Wednesday, October 12, 2011

to boldly go

Tonight I ran into a Googler at South Park Cafe.  We used to sit near each other in 2003, when I worked in building 42 on Desktop.  I haven't seen him in years.  He is responsible for Google's university grants program, and he gave me an update.  When conversing, I caught myself saying "we" to refer to Google.  It has been a long time since I was there!  But some habits stick with you.

Yesterday I wrote about the idealism embodied in Star Trek: The Next Generation.  I appreciate how they strive to focus on the brighter parts of the human experience.

I think the best part of my Google experience was the idealism.  Everyone tried to do good for the world.  I remember learning for the first time that Google was scanning the Library of Congress books, to prevent a repeat of the Great Fire of Alexandria.  It was very ennobling.

People were always concerned about not doing evil.  Alipé once summarized the Friday TGIF questions posed to the founders as "Are we being evil in this new obscure way?"  I laughed but I thought it was a very nice attribute.

Minted is idealistic too.  We want to enable these indie graphic designers all the world who are talented but lack the right channels.  We want to bring beautiful designs to people during the emotionally significant occasions in their lives.

Sometimes I feel besieged with people telling me that idealism is naive.  They say ST: TNG is unrealistically perky, that all companies are deep down greedy, and that integrity and charity are always just a veneer.  But that is an awfully difficult way to live!  I choose to believe in idealism.

And to watch Picard.


Peter Norvig said...

You'll always be "we" to me, Niniane.

Yishan said...

I think this is a dangerous attitude to have.
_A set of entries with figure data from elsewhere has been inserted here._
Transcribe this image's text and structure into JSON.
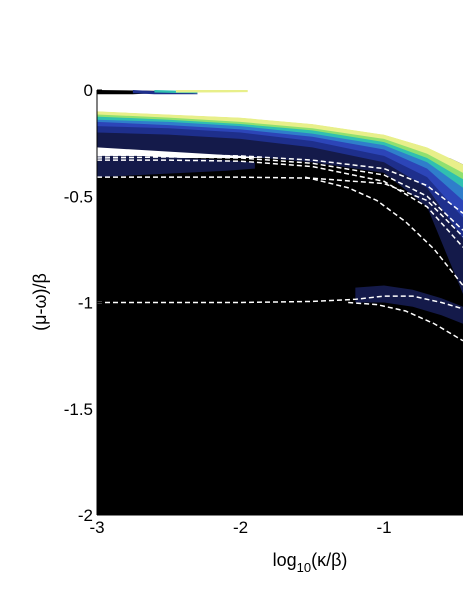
{
  "chart_data": {
    "type": "heatmap",
    "title": "",
    "xlabel": {
      "main": "log",
      "sub": "10",
      "rest": "(κ/β)"
    },
    "ylabel": "(μ-ω)/β",
    "xlim": [
      -3,
      -0.45
    ],
    "ylim": [
      -2,
      0
    ],
    "x_ticks": [
      {
        "value": -3,
        "label": "-3"
      },
      {
        "value": -2,
        "label": "-2"
      },
      {
        "value": -1,
        "label": "-1"
      }
    ],
    "y_ticks": [
      {
        "value": 0,
        "label": "0"
      },
      {
        "value": -0.5,
        "label": "-0.5"
      },
      {
        "value": -1,
        "label": "-1"
      },
      {
        "value": -1.5,
        "label": "-1.5"
      },
      {
        "value": -2,
        "label": "-2"
      }
    ],
    "colormap": [
      "#000000",
      "#141a4a",
      "#1e2f8c",
      "#2c45b8",
      "#2f7ecb",
      "#30c0b0",
      "#8fe070",
      "#e8ef8a",
      "#ffffff"
    ],
    "grid": false,
    "legend": "none",
    "filled_bands": [
      {
        "level": 1,
        "x": [
          -3,
          -2.5,
          -2,
          -1.5,
          -1,
          -0.7,
          -0.45
        ],
        "upper": [
          -0.14,
          -0.16,
          -0.19,
          -0.24,
          -0.32,
          -0.45,
          -0.68
        ],
        "lower": [
          -0.27,
          -0.29,
          -0.31,
          -0.34,
          -0.39,
          -0.55,
          -0.96
        ]
      },
      {
        "level": 2,
        "x": [
          -3,
          -2.5,
          -2,
          -1.5,
          -1,
          -0.7,
          -0.45
        ],
        "upper": [
          -0.13,
          -0.15,
          -0.175,
          -0.22,
          -0.29,
          -0.39,
          -0.55
        ],
        "lower": [
          -0.2,
          -0.21,
          -0.23,
          -0.27,
          -0.34,
          -0.46,
          -0.7
        ]
      },
      {
        "level": 3,
        "x": [
          -3,
          -2.5,
          -2,
          -1.5,
          -1,
          -0.7,
          -0.45
        ],
        "upper": [
          -0.12,
          -0.14,
          -0.16,
          -0.2,
          -0.27,
          -0.36,
          -0.5
        ],
        "lower": [
          -0.17,
          -0.18,
          -0.2,
          -0.24,
          -0.31,
          -0.41,
          -0.6
        ]
      },
      {
        "level": 4,
        "x": [
          -3,
          -2.5,
          -2,
          -1.5,
          -1,
          -0.7,
          -0.45
        ],
        "upper": [
          -0.115,
          -0.13,
          -0.15,
          -0.19,
          -0.25,
          -0.33,
          -0.45
        ],
        "lower": [
          -0.15,
          -0.165,
          -0.185,
          -0.22,
          -0.28,
          -0.37,
          -0.52
        ]
      },
      {
        "level": 5,
        "x": [
          -3,
          -2.5,
          -2,
          -1.5,
          -1,
          -0.7,
          -0.45
        ],
        "upper": [
          -0.11,
          -0.125,
          -0.145,
          -0.18,
          -0.235,
          -0.31,
          -0.41
        ],
        "lower": [
          -0.14,
          -0.15,
          -0.17,
          -0.205,
          -0.26,
          -0.34,
          -0.46
        ]
      },
      {
        "level": 6,
        "x": [
          -3,
          -2.5,
          -2,
          -1.5,
          -1,
          -0.7,
          -0.45
        ],
        "upper": [
          -0.105,
          -0.12,
          -0.14,
          -0.17,
          -0.22,
          -0.29,
          -0.38
        ],
        "lower": [
          -0.125,
          -0.14,
          -0.16,
          -0.19,
          -0.245,
          -0.32,
          -0.42
        ]
      },
      {
        "level": 7,
        "x": [
          -3,
          -2.5,
          -2,
          -1.5,
          -1,
          -0.7,
          -0.45
        ],
        "upper": [
          -0.1,
          -0.115,
          -0.13,
          -0.16,
          -0.21,
          -0.27,
          -0.35
        ],
        "lower": [
          -0.115,
          -0.13,
          -0.15,
          -0.18,
          -0.23,
          -0.3,
          -0.39
        ]
      },
      {
        "level": 1,
        "x": [
          -1.2,
          -1,
          -0.8,
          -0.6,
          -0.45
        ],
        "upper": [
          -0.93,
          -0.92,
          -0.94,
          -0.98,
          -1.02
        ],
        "lower": [
          -1.0,
          -1.0,
          -1.02,
          -1.06,
          -1.1
        ]
      },
      {
        "level": 1,
        "x": [
          -3,
          -2.7,
          -2.4,
          -2.1,
          -1.9
        ],
        "upper": [
          -0.31,
          -0.31,
          -0.32,
          -0.33,
          -0.34
        ],
        "lower": [
          -0.41,
          -0.4,
          -0.39,
          -0.38,
          -0.37
        ]
      },
      {
        "level": 2,
        "x": [
          -2.75,
          -2.6,
          -2.45,
          -2.3
        ],
        "upper": [
          0.0,
          -0.005,
          -0.01,
          -0.015
        ],
        "lower": [
          -0.015,
          -0.02,
          -0.02,
          -0.02
        ]
      },
      {
        "level": 5,
        "x": [
          -2.6,
          -2.45,
          -2.3
        ],
        "upper": [
          -0.0,
          -0.003,
          -0.006
        ],
        "lower": [
          -0.012,
          -0.014,
          -0.015
        ]
      },
      {
        "level": 7,
        "x": [
          -2.45,
          -2.3,
          -2.1,
          -1.95
        ],
        "upper": [
          0.0,
          0.0,
          0.0,
          0.0
        ],
        "lower": [
          -0.012,
          -0.012,
          -0.011,
          -0.01
        ]
      }
    ],
    "black_regions": [
      {
        "x": [
          -3,
          -3,
          -2.75,
          -2.6,
          -2.45,
          -3
        ],
        "y": [
          0,
          -0.02,
          -0.02,
          -0.015,
          -0.005,
          0
        ]
      }
    ],
    "series": [
      {
        "style": "dashed",
        "color": "#ffffff",
        "x": [
          -3,
          -2.5,
          -2,
          -1.5,
          -1,
          -0.7,
          -0.45
        ],
        "y": [
          -0.31,
          -0.305,
          -0.31,
          -0.33,
          -0.37,
          -0.45,
          -0.58
        ]
      },
      {
        "style": "dashed",
        "color": "#ffffff",
        "x": [
          -3,
          -2.5,
          -2,
          -1.5,
          -1,
          -0.7,
          -0.45
        ],
        "y": [
          -0.32,
          -0.315,
          -0.32,
          -0.345,
          -0.4,
          -0.5,
          -0.66
        ]
      },
      {
        "style": "dashed",
        "color": "#ffffff",
        "x": [
          -3,
          -2.5,
          -2,
          -1.5,
          -1,
          -0.7,
          -0.45
        ],
        "y": [
          -0.33,
          -0.33,
          -0.335,
          -0.36,
          -0.43,
          -0.55,
          -0.74
        ]
      },
      {
        "style": "dashed",
        "color": "#ffffff",
        "x": [
          -3,
          -2.5,
          -2,
          -1.5,
          -1,
          -0.7,
          -0.45
        ],
        "y": [
          -0.41,
          -0.41,
          -0.41,
          -0.415,
          -0.44,
          -0.52,
          -0.69
        ]
      },
      {
        "style": "dashed",
        "color": "#ffffff",
        "x": [
          -1.55,
          -1.25,
          -1.05,
          -0.85,
          -0.65,
          -0.45
        ],
        "y": [
          -0.41,
          -0.46,
          -0.52,
          -0.62,
          -0.75,
          -0.92
        ]
      },
      {
        "style": "dashed",
        "color": "#ffffff",
        "x": [
          -3,
          -2.5,
          -2,
          -1.5,
          -1.2,
          -1,
          -0.8,
          -0.6,
          -0.45
        ],
        "y": [
          -1.0,
          -1.0,
          -1.0,
          -0.995,
          -0.985,
          -0.97,
          -0.97,
          -1.0,
          -1.03
        ]
      },
      {
        "style": "dashed",
        "color": "#ffffff",
        "x": [
          -1.25,
          -1.05,
          -0.85,
          -0.65,
          -0.45
        ],
        "y": [
          -1.0,
          -1.01,
          -1.04,
          -1.1,
          -1.18
        ]
      }
    ]
  }
}
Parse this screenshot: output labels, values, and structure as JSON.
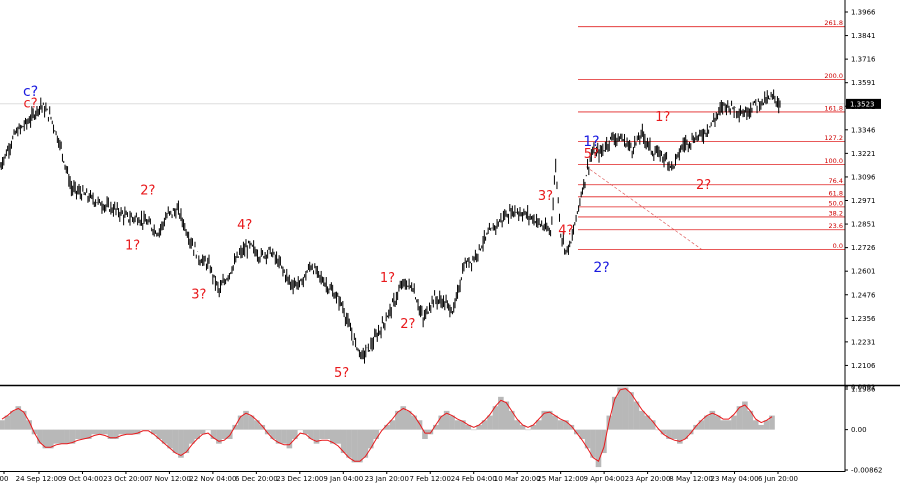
{
  "chart_data": [
    {
      "type": "line",
      "series_style": "bar-ohlc",
      "x_tick_labels": [
        "00",
        "24 Sep 12:00",
        "9 Oct 04:00",
        "23 Oct 20:00",
        "7 Nov 12:00",
        "22 Nov 04:00",
        "6 Dec 20:00",
        "23 Dec 12:00",
        "9 Jan 04:00",
        "23 Jan 20:00",
        "7 Feb 12:00",
        "24 Feb 04:00",
        "10 Mar 20:00",
        "25 Mar 12:00",
        "9 Apr 04:00",
        "23 Apr 20:00",
        "8 May 12:00",
        "23 May 04:00",
        "6 Jun 20:00"
      ],
      "y_tick_labels": [
        "1.3966",
        "1.3841",
        "1.3716",
        "1.3591",
        "1.3471",
        "1.3346",
        "1.3221",
        "1.3096",
        "1.2971",
        "1.2851",
        "1.2726",
        "1.2601",
        "1.2476",
        "1.2356",
        "1.2231",
        "1.2106",
        "1.1986"
      ],
      "ylim": [
        1.1986,
        1.4091
      ],
      "current_price": "1.3523",
      "close_path": [
        [
          0,
          1.318
        ],
        [
          3,
          1.336
        ],
        [
          6,
          1.344
        ],
        [
          8,
          1.352
        ],
        [
          10,
          1.345
        ],
        [
          12,
          1.328
        ],
        [
          14,
          1.306
        ],
        [
          17,
          1.302
        ],
        [
          19,
          1.299
        ],
        [
          21,
          1.296
        ],
        [
          23,
          1.294
        ],
        [
          25,
          1.29
        ],
        [
          27,
          1.29
        ],
        [
          29,
          1.287
        ],
        [
          31,
          1.282
        ],
        [
          33,
          1.292
        ],
        [
          35,
          1.294
        ],
        [
          37,
          1.28
        ],
        [
          39,
          1.268
        ],
        [
          41,
          1.264
        ],
        [
          43,
          1.25
        ],
        [
          45,
          1.26
        ],
        [
          47,
          1.27
        ],
        [
          49,
          1.275
        ],
        [
          51,
          1.269
        ],
        [
          53,
          1.272
        ],
        [
          55,
          1.264
        ],
        [
          57,
          1.254
        ],
        [
          59,
          1.254
        ],
        [
          61,
          1.264
        ],
        [
          63,
          1.257
        ],
        [
          65,
          1.25
        ],
        [
          67,
          1.243
        ],
        [
          69,
          1.226
        ],
        [
          71,
          1.214
        ],
        [
          73,
          1.221
        ],
        [
          75,
          1.231
        ],
        [
          77,
          1.242
        ],
        [
          79,
          1.254
        ],
        [
          81,
          1.252
        ],
        [
          83,
          1.234
        ],
        [
          85,
          1.246
        ],
        [
          87,
          1.244
        ],
        [
          89,
          1.239
        ],
        [
          91,
          1.264
        ],
        [
          93,
          1.268
        ],
        [
          95,
          1.278
        ],
        [
          97,
          1.285
        ],
        [
          99,
          1.291
        ],
        [
          101,
          1.294
        ],
        [
          103,
          1.292
        ],
        [
          105,
          1.289
        ],
        [
          107,
          1.284
        ],
        [
          108,
          1.282
        ],
        [
          109,
          1.318
        ],
        [
          110,
          1.282
        ],
        [
          111,
          1.272
        ],
        [
          112,
          1.276
        ],
        [
          114,
          1.303
        ],
        [
          116,
          1.325
        ],
        [
          118,
          1.326
        ],
        [
          120,
          1.334
        ],
        [
          122,
          1.333
        ],
        [
          124,
          1.328
        ],
        [
          126,
          1.336
        ],
        [
          128,
          1.326
        ],
        [
          130,
          1.324
        ],
        [
          132,
          1.318
        ],
        [
          134,
          1.33
        ],
        [
          136,
          1.333
        ],
        [
          138,
          1.336
        ],
        [
          140,
          1.343
        ],
        [
          142,
          1.352
        ],
        [
          144,
          1.35
        ],
        [
          146,
          1.347
        ],
        [
          148,
          1.352
        ],
        [
          150,
          1.354
        ],
        [
          152,
          1.356
        ],
        [
          153,
          1.351
        ]
      ],
      "fibonacci_levels": [
        {
          "label": "0.0",
          "value": 1.2726
        },
        {
          "label": "23.6",
          "value": 1.2835
        },
        {
          "label": "38.2",
          "value": 1.2905
        },
        {
          "label": "50.0",
          "value": 1.296
        },
        {
          "label": "61.8",
          "value": 1.3015
        },
        {
          "label": "76.4",
          "value": 1.3081
        },
        {
          "label": "100.0",
          "value": 1.3191
        },
        {
          "label": "127.2",
          "value": 1.3318
        },
        {
          "label": "161.8",
          "value": 1.3479
        },
        {
          "label": "200.0",
          "value": 1.3657
        },
        {
          "label": "261.8",
          "value": 1.3945
        }
      ],
      "wave_labels": [
        {
          "text": "c?",
          "color": "blue",
          "bar": 6,
          "price": 1.3565
        },
        {
          "text": "c?",
          "color": "red",
          "bar": 6,
          "price": 1.3502
        },
        {
          "text": "1?",
          "color": "red",
          "bar": 26,
          "price": 1.2728
        },
        {
          "text": "2?",
          "color": "red",
          "bar": 29,
          "price": 1.3028
        },
        {
          "text": "3?",
          "color": "red",
          "bar": 39,
          "price": 1.2458
        },
        {
          "text": "4?",
          "color": "red",
          "bar": 48,
          "price": 1.2838
        },
        {
          "text": "5?",
          "color": "red",
          "bar": 67,
          "price": 1.203
        },
        {
          "text": "1?",
          "color": "red",
          "bar": 76,
          "price": 1.2548
        },
        {
          "text": "2?",
          "color": "red",
          "bar": 80,
          "price": 1.2298
        },
        {
          "text": "3?",
          "color": "red",
          "bar": 107,
          "price": 1.2998
        },
        {
          "text": "4?",
          "color": "red",
          "bar": 111,
          "price": 1.2808
        },
        {
          "text": "5?",
          "color": "red",
          "bar": 116,
          "price": 1.3226
        },
        {
          "text": "1?",
          "color": "blue",
          "bar": 116,
          "price": 1.3293
        },
        {
          "text": "2?",
          "color": "blue",
          "bar": 118,
          "price": 1.2603
        },
        {
          "text": "1?",
          "color": "red",
          "bar": 130,
          "price": 1.343
        },
        {
          "text": "2?",
          "color": "red",
          "bar": 138,
          "price": 1.3058
        }
      ]
    },
    {
      "type": "area",
      "indicator": "oscillator",
      "y_tick_labels": [
        "0.0091",
        "0.00",
        "-0.00862"
      ],
      "ylim": [
        -0.00862,
        0.0091
      ],
      "histogram": [
        0.002,
        0.003,
        0.004,
        0.005,
        0.004,
        0.002,
        -0.001,
        -0.003,
        -0.004,
        -0.004,
        -0.003,
        -0.003,
        -0.003,
        -0.003,
        -0.002,
        -0.002,
        -0.002,
        -0.001,
        -0.001,
        -0.001,
        -0.002,
        -0.002,
        -0.001,
        -0.001,
        -0.001,
        -0.001,
        0.0,
        0.0,
        -0.001,
        -0.002,
        -0.003,
        -0.004,
        -0.005,
        -0.006,
        -0.005,
        -0.003,
        -0.002,
        -0.001,
        0.0,
        -0.002,
        -0.003,
        -0.002,
        -0.002,
        0.001,
        0.003,
        0.004,
        0.003,
        0.002,
        0.001,
        -0.001,
        -0.002,
        -0.003,
        -0.003,
        -0.004,
        -0.002,
        0.0,
        -0.001,
        -0.002,
        -0.003,
        -0.002,
        -0.002,
        -0.003,
        -0.003,
        -0.005,
        -0.006,
        -0.007,
        -0.007,
        -0.006,
        -0.004,
        -0.002,
        0.0,
        0.001,
        0.002,
        0.004,
        0.005,
        0.004,
        0.003,
        0.002,
        -0.002,
        -0.001,
        0.001,
        0.003,
        0.004,
        0.003,
        0.002,
        0.002,
        0.001,
        0.0,
        0.001,
        0.002,
        0.003,
        0.005,
        0.007,
        0.006,
        0.004,
        0.002,
        0.001,
        0.0,
        0.001,
        0.002,
        0.004,
        0.004,
        0.003,
        0.002,
        0.002,
        0.001,
        -0.001,
        -0.002,
        -0.004,
        -0.006,
        -0.008,
        -0.005,
        0.003,
        0.007,
        0.009,
        0.009,
        0.008,
        0.006,
        0.004,
        0.003,
        0.002,
        0.0,
        -0.001,
        -0.002,
        -0.002,
        -0.003,
        -0.002,
        -0.001,
        0.001,
        0.002,
        0.003,
        0.004,
        0.003,
        0.002,
        0.002,
        0.003,
        0.005,
        0.006,
        0.004,
        0.002,
        0.001,
        0.002,
        0.003
      ]
    }
  ]
}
It ends up blinding you to the bad things that you do, because your thought process revolves wholly around doing and being good/noble. It means that it makes it difficult to admit that the things you may be doing may actually end up being evil, and thus once you do them, because there is already a huge mental edifice built up around justifying or explaining why something that is evil (or more precisely, over time gradually has become evil) is actually good, it becomes hard to pull away from it.

I think one root of this problem is that people don't understand what "the road to hell is paved with good intentions" really means. The problem is that the road to heaven is ALSO paved with good intentions, so if you're trying to do good, you really might have no idea what you've got until you're finished (and perhaps for quite awhile afterwards). This means that, while you're doing it,if you go along saying, "we are not doing evil, we are idealists and always trying to do good," you build up this HUGE self-identity of being good, and then once you find out that, oops, what you did ended up having evil effects, it's much harder to pull out of it because then you have to violate your self-identity.

I've seen friends who are so set on being right and good and noble that after awhile when they wander into something that is less noble and less good (usually because they still have base desires, and over time they have rationalized achieving those desires for some noble means), it is very hard to convince them otherwise because they've built up such an idea of who they are and why they're doing what they're doing, and plus they are very intelligent, so all this mental power is invested in maintaining this identity, so the smarter the person (or corporation is), the worse it can end up when you eventually (and usually unintentionally) commit evil acts.